The use of drugs was not a major crime before the twentieth century. As people became more and more stressed, drug gave a sense of release. Huxley never encouraged drug abuse for merely the release of stress. Huxley used drugs for expanding the mind, whereas citizens of Brave New World use it to escape their minds. Lenina Crowne, the affectionate lover of Bernard Marx, exemplifies the abusive drug use of Brave New World: “Lenina felt herself entitled, after this day of queerness and horror, to a complete and absolute holiday… It would be eighteen hours at the least before she was in time again” (Huxley 154).
In order to forget the gory truth, Lenina uses an excessive amount of tablets, which in the real world would lead to death. Unlike Lenina, Huxley valued the mind and the ability to expand it, even if that meant the use of drugs, “Huxley valued mind altering drugs not for recreational use, but as a serious attempt to expand meditative and mystical states of mind” (Huxley 154). While shocked Lenina witnesses the customs of the natives and instinctively uses soma in order to forget the disturbing event, Huxley uses drugs for spiritual enhancement during the creation of this novel.

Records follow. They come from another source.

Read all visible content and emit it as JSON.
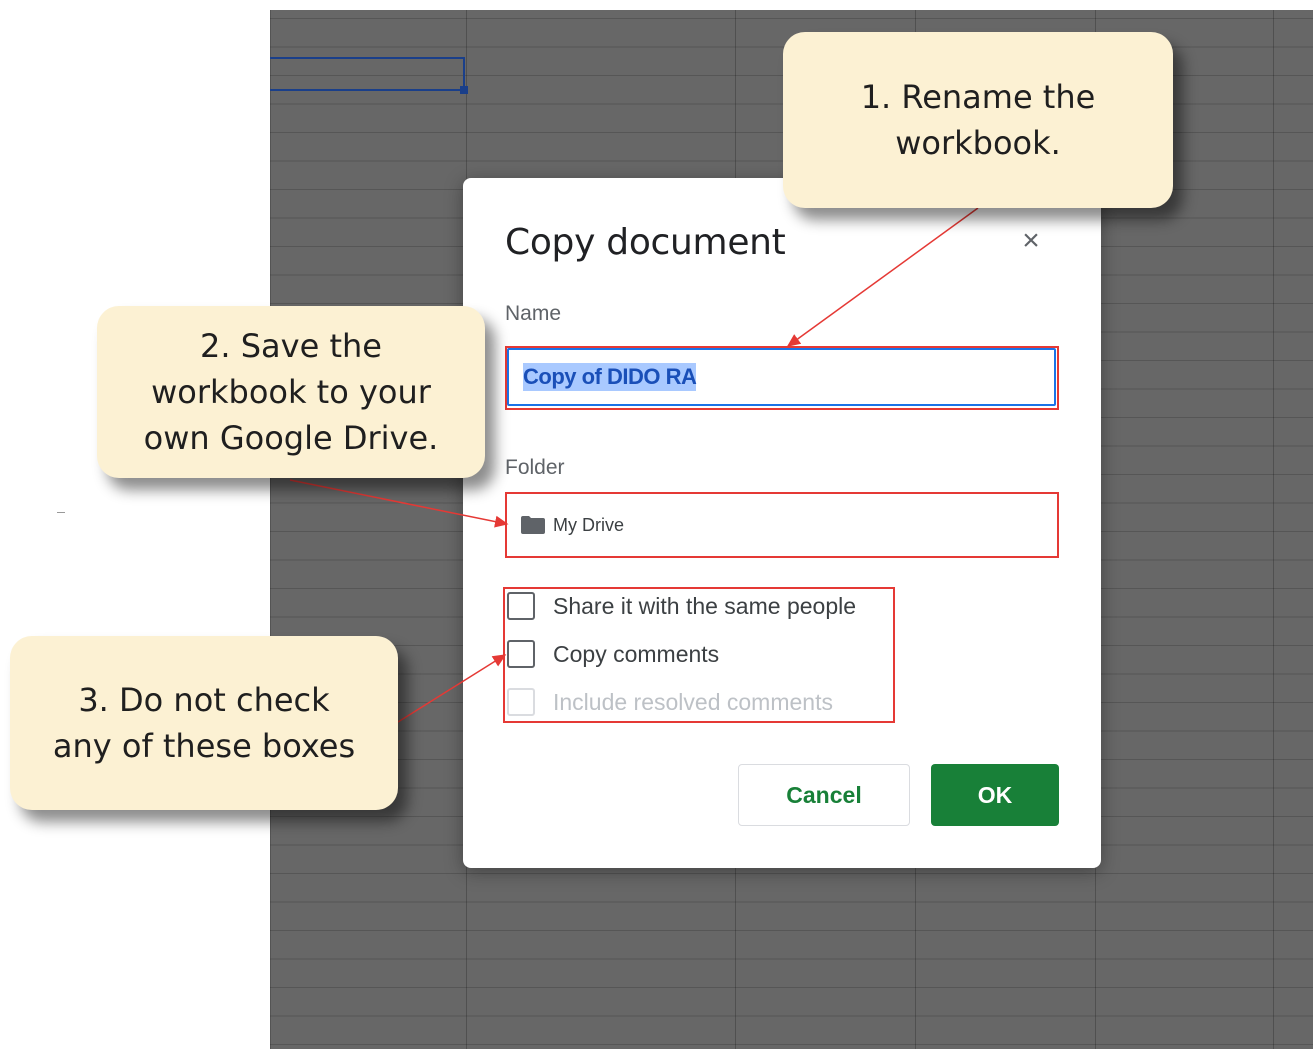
{
  "dialog": {
    "title": "Copy document",
    "close_glyph": "×",
    "name_label": "Name",
    "name_value": "Copy of DIDO RA",
    "folder_label": "Folder",
    "folder_value": "My Drive",
    "folder_icon": "folder-icon",
    "checkboxes": [
      {
        "label": "Share it with the same people",
        "checked": false,
        "enabled": true
      },
      {
        "label": "Copy comments",
        "checked": false,
        "enabled": true
      },
      {
        "label": "Include resolved comments",
        "checked": false,
        "enabled": false
      }
    ],
    "cancel_label": "Cancel",
    "ok_label": "OK"
  },
  "callouts": [
    {
      "text": "1. Rename the workbook."
    },
    {
      "text": "2. Save the workbook to your own Google Drive."
    },
    {
      "text": "3. Do not check any of these boxes"
    }
  ],
  "colors": {
    "accent_green": "#188038",
    "highlight_red": "#e53935",
    "selection_blue": "#1a73e8",
    "callout_bg": "#fcf1d3",
    "sheet_gray": "#676767"
  }
}
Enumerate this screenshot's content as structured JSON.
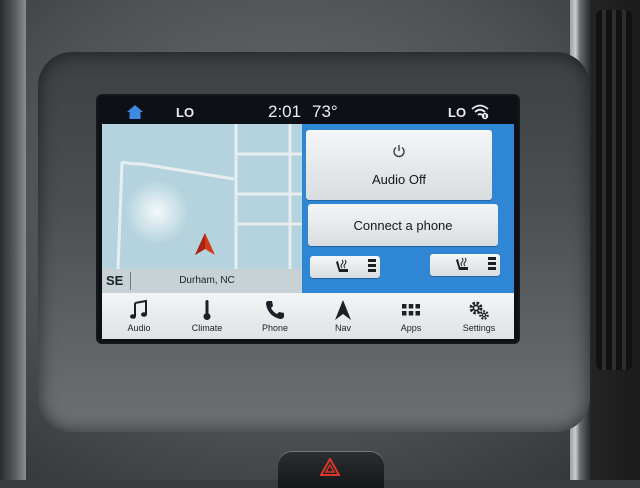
{
  "status_bar": {
    "left_temp_setting": "LO",
    "time": "2:01",
    "outside_temp": "73°",
    "right_temp_setting": "LO",
    "home_icon": "home-icon",
    "wifi_icon": "wifi-icon"
  },
  "map": {
    "compass_heading": "SE",
    "location": "Durham, NC",
    "vehicle_marker": "nav-arrow-icon"
  },
  "controls": {
    "audio_off_label": "Audio Off",
    "power_icon": "power-icon",
    "connect_phone_label": "Connect a phone",
    "seat_heater_icon": "seat-heater-icon"
  },
  "nav": {
    "items": [
      {
        "label": "Audio",
        "icon": "music-note-icon"
      },
      {
        "label": "Climate",
        "icon": "thermometer-icon"
      },
      {
        "label": "Phone",
        "icon": "phone-icon"
      },
      {
        "label": "Nav",
        "icon": "nav-arrow-icon"
      },
      {
        "label": "Apps",
        "icon": "apps-grid-icon"
      },
      {
        "label": "Settings",
        "icon": "gear-icon"
      }
    ]
  },
  "colors": {
    "controls_panel": "#2f86d4",
    "map_water": "#b4d3de",
    "nav_arrow": "#d23a1a",
    "home_icon": "#3d8be0",
    "hazard": "#e0362a"
  }
}
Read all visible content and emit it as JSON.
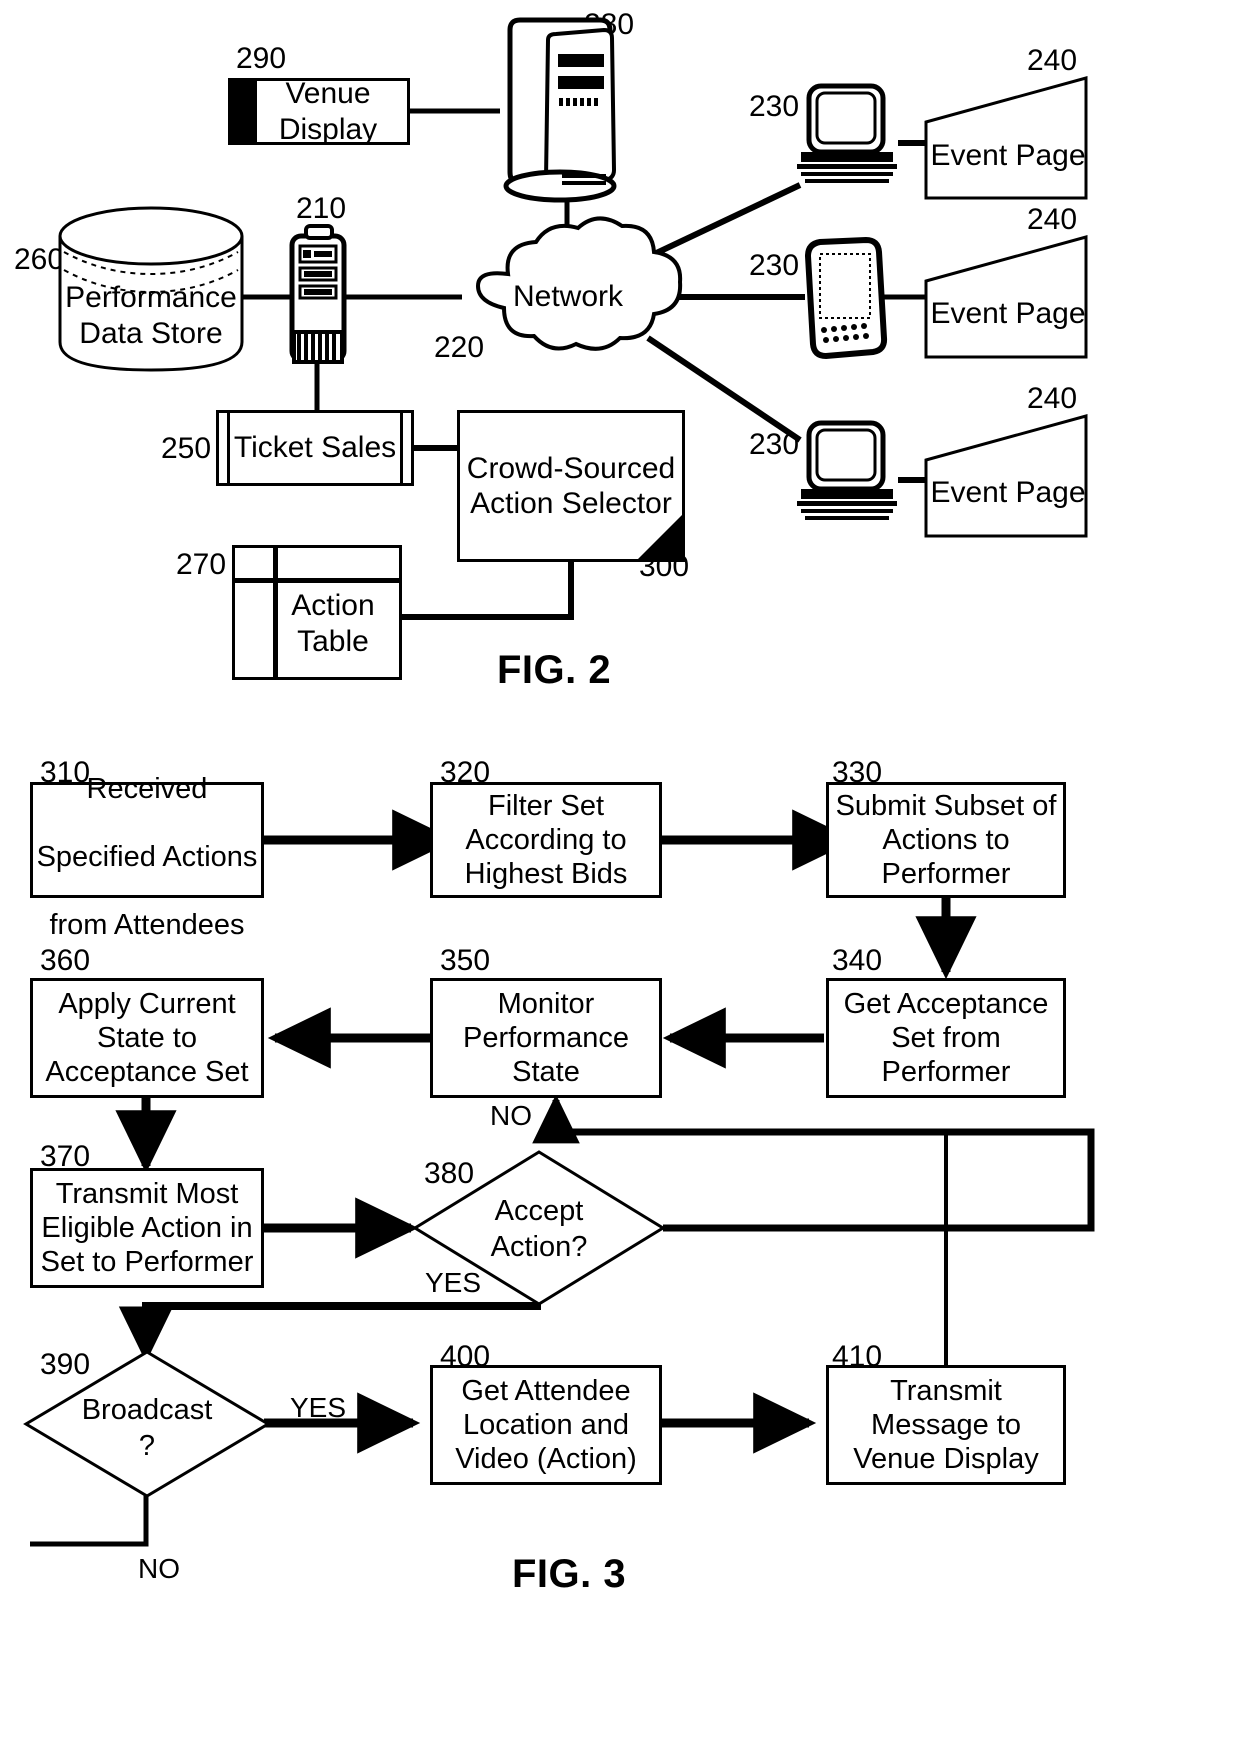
{
  "figure2": {
    "caption": "FIG. 2",
    "nodes": [
      {
        "id": "venue_display",
        "ref": "290",
        "label": "Venue\nDisplay",
        "kind": "display-box"
      },
      {
        "id": "server_280",
        "ref": "280",
        "label": "",
        "kind": "tower-server-icon"
      },
      {
        "id": "app_server",
        "ref": "210",
        "label": "",
        "kind": "rack-server-icon"
      },
      {
        "id": "data_store",
        "ref": "260",
        "label": "Performance\nData Store",
        "kind": "cylinder-database"
      },
      {
        "id": "network",
        "ref": "220",
        "label": "Network",
        "kind": "cloud"
      },
      {
        "id": "ticket_sales",
        "ref": "250",
        "label": "Ticket Sales",
        "kind": "document-box"
      },
      {
        "id": "action_selector",
        "ref": "300",
        "label": "Crowd-Sourced\nAction Selector",
        "kind": "box-with-corner-triangle"
      },
      {
        "id": "action_table",
        "ref": "270",
        "label": "Action\nTable",
        "kind": "table-icon"
      },
      {
        "id": "client_1",
        "ref": "230",
        "label": "",
        "kind": "desktop-computer-icon"
      },
      {
        "id": "client_2",
        "ref": "230",
        "label": "",
        "kind": "pda-device-icon"
      },
      {
        "id": "client_3",
        "ref": "230",
        "label": "",
        "kind": "desktop-computer-icon"
      },
      {
        "id": "event_page_1",
        "ref": "240",
        "label": "Event Page",
        "kind": "page-trapezoid"
      },
      {
        "id": "event_page_2",
        "ref": "240",
        "label": "Event Page",
        "kind": "page-trapezoid"
      },
      {
        "id": "event_page_3",
        "ref": "240",
        "label": "Event Page",
        "kind": "page-trapezoid"
      }
    ]
  },
  "figure3": {
    "caption": "FIG. 3",
    "nodes": [
      {
        "id": "n310",
        "ref": "310",
        "shape": "process",
        "lines": [
          "Received",
          "Specified Actions",
          "from Attendees"
        ]
      },
      {
        "id": "n320",
        "ref": "320",
        "shape": "process",
        "lines": [
          "Filter Set",
          "According to",
          "Highest Bids"
        ]
      },
      {
        "id": "n330",
        "ref": "330",
        "shape": "process",
        "lines": [
          "Submit Subset of",
          "Actions to",
          "Performer"
        ]
      },
      {
        "id": "n340",
        "ref": "340",
        "shape": "process",
        "lines": [
          "Get Acceptance",
          "Set from",
          "Performer"
        ]
      },
      {
        "id": "n350",
        "ref": "350",
        "shape": "process",
        "lines": [
          "Monitor",
          "Performance",
          "State"
        ]
      },
      {
        "id": "n360",
        "ref": "360",
        "shape": "process",
        "lines": [
          "Apply Current",
          "State to",
          "Acceptance Set"
        ]
      },
      {
        "id": "n370",
        "ref": "370",
        "shape": "process",
        "lines": [
          "Transmit Most",
          "Eligible Action in",
          "Set to Performer"
        ]
      },
      {
        "id": "n380",
        "ref": "380",
        "shape": "decision",
        "lines": [
          "Accept",
          "Action?"
        ]
      },
      {
        "id": "n390",
        "ref": "390",
        "shape": "decision",
        "lines": [
          "Broadcast",
          "?"
        ]
      },
      {
        "id": "n400",
        "ref": "400",
        "shape": "process",
        "lines": [
          "Get Attendee",
          "Location and",
          "Video (Action)"
        ]
      },
      {
        "id": "n410",
        "ref": "410",
        "shape": "process",
        "lines": [
          "Transmit",
          "Message to",
          "Venue Display"
        ]
      }
    ],
    "edge_labels": {
      "accept_no": "NO",
      "accept_yes": "YES",
      "broadcast_yes": "YES",
      "broadcast_no": "NO"
    }
  }
}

Lenina does not only use drugs to forget about horrid discoveries, she uses them to attain phony contentment. Huxley’s descriptions of Brave New World’s society portray the use of soma in order to obtain false happiness: Now—such is progress—the old men work, the old men copulate, the old men have no time, no leisure from pleasure, not a moment to sit down and think—or if ever by some unlucky change such a crevice of time should yawn in the solid ubstance of their distraction, there is always soma, delicious soma, half a gramme for half-holiday, a gramme for a week-end, two grammes for a trip to the gorgeous East, three for a dark eternity on the moon; returning whence they find themselves on the other side of crevice, safe on the solid ground of daily labour and distraction, scampering from feely to feely, from girl to pneumatic girl… Huxley 55-56) Huxley’s characters in Brave New World were taught to use drugs religiously in order to escape from realities of life. Huxley’s own motives were for a purpose, expanding his personal knowledge: “the ways native religions had originally used then” (Roster 21). Instead of using drugs nonchalantly, Huxley used drugs for experiment and learning; illustrating ways other than controlling people. The inhabitants living in Huxley’s futuristic world have no capability of making their own decisions.
They do not know why they take soma as often as they do (at least two times daily). They are raised to do so, and this is the case that Huxley is arguing. The people of today must take responsibility of their own actions or else the world will eventually be governed and dictated by those who are more powerful and who are capable of corruption. Huxley lived in a world that was transforming from wooden wagons to steel cars, but his mind was even more advanced than his society.
He imagined a future with leaders who use human-producing incubators and machines to manipulate the masses. However, Huxley did not create these gruesome ideas with his imagination alone; the events that occurred during the twentieth century shaped Huxley’s views and thoughts. Huxley saw the human race as changing personalities, perceptions, and extrapolated a future world that showed drastic consequences to the progress of his day in Brave New World.